Mary Texeira, a sociology professor at Cal State San Bernardino, commended the San Bernardino Board of Education for approving the policy in June.
Texeira suggested that including Ebonics in the program would be beneficial for students. Ebonics, a dialect of American English that is spoken by many blacks throughout the country, was recognized as a separate language in 1996 by the Oakland school board.
"Ebonics is a different language, it's not slang as many believe,' Texeira said. "For many of these students Ebonics is their language, and it should be considered a foreign language. These students should be taught like other students who speak a foreign language.'
Texeira said research has shown that students learn better when they fully comprehend the language they are being taught in.
"There are African Americans who do not agree with me. They say that (black students) are lazy and that they need to learn to talk,' Texeira said.
Len Cooper, who is coordinating the pilot program at the two city schools, said San Bernardino district officials do not plan to incorporate Ebonics into the program.
"Because Ebonics can have a negative stigma, we're not focusing on that,' Cooper said. "We are affirming and recognizing Ebonics through supplemental reading books (for students).'
Tillman hoped the new policy would increase the number of black students going to college and participating in advanced courses.That's so patently stupid I don't even know where to start. How many college or other advanced courses are written in ebonics? How are these students supposed to excel in these classes, or even pass these classes, if they don't speak the language in which the curriculum is written?

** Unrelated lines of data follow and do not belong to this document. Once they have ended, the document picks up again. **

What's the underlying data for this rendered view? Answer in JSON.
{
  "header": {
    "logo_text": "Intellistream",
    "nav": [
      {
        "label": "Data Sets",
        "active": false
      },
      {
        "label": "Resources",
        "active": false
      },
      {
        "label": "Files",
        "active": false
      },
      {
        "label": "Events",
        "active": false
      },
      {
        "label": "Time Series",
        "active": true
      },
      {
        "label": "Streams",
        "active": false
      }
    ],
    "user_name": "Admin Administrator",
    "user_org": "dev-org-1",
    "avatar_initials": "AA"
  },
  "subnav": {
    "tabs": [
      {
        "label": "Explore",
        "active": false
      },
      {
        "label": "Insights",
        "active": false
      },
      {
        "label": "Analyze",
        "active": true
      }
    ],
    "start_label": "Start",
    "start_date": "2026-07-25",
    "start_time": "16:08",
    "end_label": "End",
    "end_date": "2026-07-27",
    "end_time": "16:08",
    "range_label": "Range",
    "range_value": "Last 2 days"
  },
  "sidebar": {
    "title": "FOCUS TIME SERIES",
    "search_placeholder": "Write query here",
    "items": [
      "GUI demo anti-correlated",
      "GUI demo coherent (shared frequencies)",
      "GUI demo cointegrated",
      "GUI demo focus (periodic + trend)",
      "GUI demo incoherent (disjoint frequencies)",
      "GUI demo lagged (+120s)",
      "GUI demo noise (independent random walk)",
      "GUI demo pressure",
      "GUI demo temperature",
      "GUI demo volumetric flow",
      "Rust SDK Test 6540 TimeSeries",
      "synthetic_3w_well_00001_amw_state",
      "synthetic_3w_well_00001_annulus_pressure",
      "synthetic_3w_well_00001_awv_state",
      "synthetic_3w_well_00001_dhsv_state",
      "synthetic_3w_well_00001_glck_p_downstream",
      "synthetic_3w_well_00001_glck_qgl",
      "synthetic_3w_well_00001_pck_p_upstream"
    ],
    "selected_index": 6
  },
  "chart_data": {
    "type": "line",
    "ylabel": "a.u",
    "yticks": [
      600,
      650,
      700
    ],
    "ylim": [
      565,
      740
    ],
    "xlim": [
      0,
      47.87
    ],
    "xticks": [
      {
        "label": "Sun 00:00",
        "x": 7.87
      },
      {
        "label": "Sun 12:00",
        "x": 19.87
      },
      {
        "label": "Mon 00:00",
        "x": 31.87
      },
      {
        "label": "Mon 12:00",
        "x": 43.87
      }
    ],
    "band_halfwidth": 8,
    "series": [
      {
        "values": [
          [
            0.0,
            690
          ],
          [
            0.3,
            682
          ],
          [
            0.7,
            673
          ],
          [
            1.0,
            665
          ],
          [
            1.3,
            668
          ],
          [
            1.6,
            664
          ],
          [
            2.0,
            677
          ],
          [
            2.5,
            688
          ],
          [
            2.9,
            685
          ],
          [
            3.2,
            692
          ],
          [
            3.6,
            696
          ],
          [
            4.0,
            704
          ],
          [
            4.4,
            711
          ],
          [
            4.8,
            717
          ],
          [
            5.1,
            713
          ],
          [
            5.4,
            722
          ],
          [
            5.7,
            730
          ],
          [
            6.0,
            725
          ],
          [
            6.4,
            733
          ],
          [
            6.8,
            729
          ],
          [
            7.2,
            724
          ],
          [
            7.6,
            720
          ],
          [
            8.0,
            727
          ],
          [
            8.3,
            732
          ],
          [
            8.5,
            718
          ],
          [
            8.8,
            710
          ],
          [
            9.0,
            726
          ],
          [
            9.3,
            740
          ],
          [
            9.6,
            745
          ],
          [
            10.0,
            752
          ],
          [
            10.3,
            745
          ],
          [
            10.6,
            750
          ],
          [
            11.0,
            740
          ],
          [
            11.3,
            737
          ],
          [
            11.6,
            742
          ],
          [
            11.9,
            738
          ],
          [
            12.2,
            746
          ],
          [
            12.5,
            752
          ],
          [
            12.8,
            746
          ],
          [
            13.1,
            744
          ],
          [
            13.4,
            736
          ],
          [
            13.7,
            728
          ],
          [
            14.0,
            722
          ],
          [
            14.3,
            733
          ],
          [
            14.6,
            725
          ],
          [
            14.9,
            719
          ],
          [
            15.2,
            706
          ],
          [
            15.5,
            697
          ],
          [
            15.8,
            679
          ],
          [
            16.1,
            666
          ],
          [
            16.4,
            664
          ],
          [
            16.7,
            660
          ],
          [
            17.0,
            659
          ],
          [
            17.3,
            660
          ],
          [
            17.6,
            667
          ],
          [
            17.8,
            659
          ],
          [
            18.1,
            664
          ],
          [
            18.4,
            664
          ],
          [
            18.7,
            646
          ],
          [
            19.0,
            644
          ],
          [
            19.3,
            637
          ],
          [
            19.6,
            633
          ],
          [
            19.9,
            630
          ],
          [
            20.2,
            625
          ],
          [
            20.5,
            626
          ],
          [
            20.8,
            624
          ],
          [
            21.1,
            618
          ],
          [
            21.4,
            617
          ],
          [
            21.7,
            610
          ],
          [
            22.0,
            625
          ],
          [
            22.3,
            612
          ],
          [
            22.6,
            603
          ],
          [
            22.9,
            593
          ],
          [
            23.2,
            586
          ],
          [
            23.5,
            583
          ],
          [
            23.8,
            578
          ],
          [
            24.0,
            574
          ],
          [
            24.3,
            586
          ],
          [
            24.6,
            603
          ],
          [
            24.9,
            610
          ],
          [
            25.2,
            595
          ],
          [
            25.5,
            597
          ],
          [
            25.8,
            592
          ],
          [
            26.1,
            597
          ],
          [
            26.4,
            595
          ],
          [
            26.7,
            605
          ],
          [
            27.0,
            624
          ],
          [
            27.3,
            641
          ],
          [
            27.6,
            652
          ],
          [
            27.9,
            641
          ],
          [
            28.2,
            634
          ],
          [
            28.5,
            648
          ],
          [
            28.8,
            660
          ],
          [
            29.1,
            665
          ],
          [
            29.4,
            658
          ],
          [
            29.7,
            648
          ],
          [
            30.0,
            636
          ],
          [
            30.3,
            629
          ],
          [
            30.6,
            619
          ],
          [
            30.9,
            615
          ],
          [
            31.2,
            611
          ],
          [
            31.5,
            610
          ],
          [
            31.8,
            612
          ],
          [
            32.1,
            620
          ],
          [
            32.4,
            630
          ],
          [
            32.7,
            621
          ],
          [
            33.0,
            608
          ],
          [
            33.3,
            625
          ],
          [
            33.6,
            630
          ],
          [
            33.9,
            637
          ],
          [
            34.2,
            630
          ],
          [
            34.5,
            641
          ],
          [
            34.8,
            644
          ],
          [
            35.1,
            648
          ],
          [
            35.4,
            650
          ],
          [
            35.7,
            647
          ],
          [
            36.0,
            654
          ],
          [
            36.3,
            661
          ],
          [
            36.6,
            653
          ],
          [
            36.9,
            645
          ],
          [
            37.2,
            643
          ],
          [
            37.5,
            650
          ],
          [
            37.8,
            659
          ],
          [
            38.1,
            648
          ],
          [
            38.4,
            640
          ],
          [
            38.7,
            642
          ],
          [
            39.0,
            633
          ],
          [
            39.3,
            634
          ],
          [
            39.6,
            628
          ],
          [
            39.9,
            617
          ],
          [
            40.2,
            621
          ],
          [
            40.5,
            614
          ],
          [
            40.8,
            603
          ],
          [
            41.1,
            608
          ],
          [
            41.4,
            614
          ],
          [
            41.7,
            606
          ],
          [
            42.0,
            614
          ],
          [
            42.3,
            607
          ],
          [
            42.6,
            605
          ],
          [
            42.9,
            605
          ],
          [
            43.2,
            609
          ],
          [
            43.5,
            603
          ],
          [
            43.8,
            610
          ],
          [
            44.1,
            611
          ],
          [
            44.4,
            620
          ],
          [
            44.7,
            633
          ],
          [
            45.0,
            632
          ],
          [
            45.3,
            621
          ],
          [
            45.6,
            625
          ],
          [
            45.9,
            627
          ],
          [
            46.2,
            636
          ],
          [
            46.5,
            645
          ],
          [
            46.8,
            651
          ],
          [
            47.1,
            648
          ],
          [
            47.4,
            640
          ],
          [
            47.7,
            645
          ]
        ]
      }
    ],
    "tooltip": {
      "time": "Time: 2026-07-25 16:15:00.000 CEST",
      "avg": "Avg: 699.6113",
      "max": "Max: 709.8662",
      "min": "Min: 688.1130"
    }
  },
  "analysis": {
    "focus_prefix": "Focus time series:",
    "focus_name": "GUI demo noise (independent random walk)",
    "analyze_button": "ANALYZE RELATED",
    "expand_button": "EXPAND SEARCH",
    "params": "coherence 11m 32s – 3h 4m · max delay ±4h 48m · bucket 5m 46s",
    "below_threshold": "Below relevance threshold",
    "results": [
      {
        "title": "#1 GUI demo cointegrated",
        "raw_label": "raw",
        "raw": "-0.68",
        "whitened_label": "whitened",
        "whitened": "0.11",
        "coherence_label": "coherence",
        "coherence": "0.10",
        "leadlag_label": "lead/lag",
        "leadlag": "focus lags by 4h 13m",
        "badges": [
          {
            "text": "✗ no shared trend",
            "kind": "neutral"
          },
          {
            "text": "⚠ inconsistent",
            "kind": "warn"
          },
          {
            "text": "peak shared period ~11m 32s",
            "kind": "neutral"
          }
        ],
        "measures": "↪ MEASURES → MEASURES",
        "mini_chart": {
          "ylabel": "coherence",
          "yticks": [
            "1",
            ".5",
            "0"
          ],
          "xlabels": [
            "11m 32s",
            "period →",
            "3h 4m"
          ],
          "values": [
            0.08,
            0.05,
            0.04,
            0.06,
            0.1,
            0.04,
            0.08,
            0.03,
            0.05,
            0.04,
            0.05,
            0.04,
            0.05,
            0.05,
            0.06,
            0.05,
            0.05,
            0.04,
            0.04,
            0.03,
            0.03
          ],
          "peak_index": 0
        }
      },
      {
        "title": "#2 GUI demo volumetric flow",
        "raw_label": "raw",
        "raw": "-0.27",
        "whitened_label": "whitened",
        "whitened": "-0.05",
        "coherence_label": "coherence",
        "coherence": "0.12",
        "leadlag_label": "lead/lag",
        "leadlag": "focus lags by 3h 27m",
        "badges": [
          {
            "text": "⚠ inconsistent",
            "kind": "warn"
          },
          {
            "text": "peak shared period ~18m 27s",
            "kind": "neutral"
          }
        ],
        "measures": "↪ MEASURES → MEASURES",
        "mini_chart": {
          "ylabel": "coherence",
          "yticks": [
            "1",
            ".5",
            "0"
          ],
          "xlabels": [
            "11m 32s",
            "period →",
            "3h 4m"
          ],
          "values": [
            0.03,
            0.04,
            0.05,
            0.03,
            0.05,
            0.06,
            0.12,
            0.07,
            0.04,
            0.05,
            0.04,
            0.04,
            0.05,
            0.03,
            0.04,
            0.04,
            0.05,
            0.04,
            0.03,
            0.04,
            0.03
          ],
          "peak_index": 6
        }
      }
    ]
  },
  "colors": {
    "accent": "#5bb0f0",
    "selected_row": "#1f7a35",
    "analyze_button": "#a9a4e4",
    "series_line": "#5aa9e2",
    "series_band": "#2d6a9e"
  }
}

Just because Oakland declared ebonics to be a separate language doesn't make it so. It's very obviously made up of slang and mispronounced English, and the sooner you fix those errors, the more successful the student will be.
Here's idiot statement #2:
Ratibu Jacocks, a member of the Westside Action Group, a coalition of black activists, said they are working with the district to ensure the policy is implemented appropriately.
"This isn't a feel-good policy. This is the real thing,' Jacocks said.
Jacocks said he didn't believe the new policy would create animosity. He said he welcomed the idea of other ethnic groups pushing for their own programs.
"When you are doing what's right, others will follow,' Jacocks said. "We have led the way before the civil-rights movement opened the door for women's rights and other movements.'
That's just what we need, a Balkanized society with each group having their own language. Just look how well that worked out at the Tower of Babel.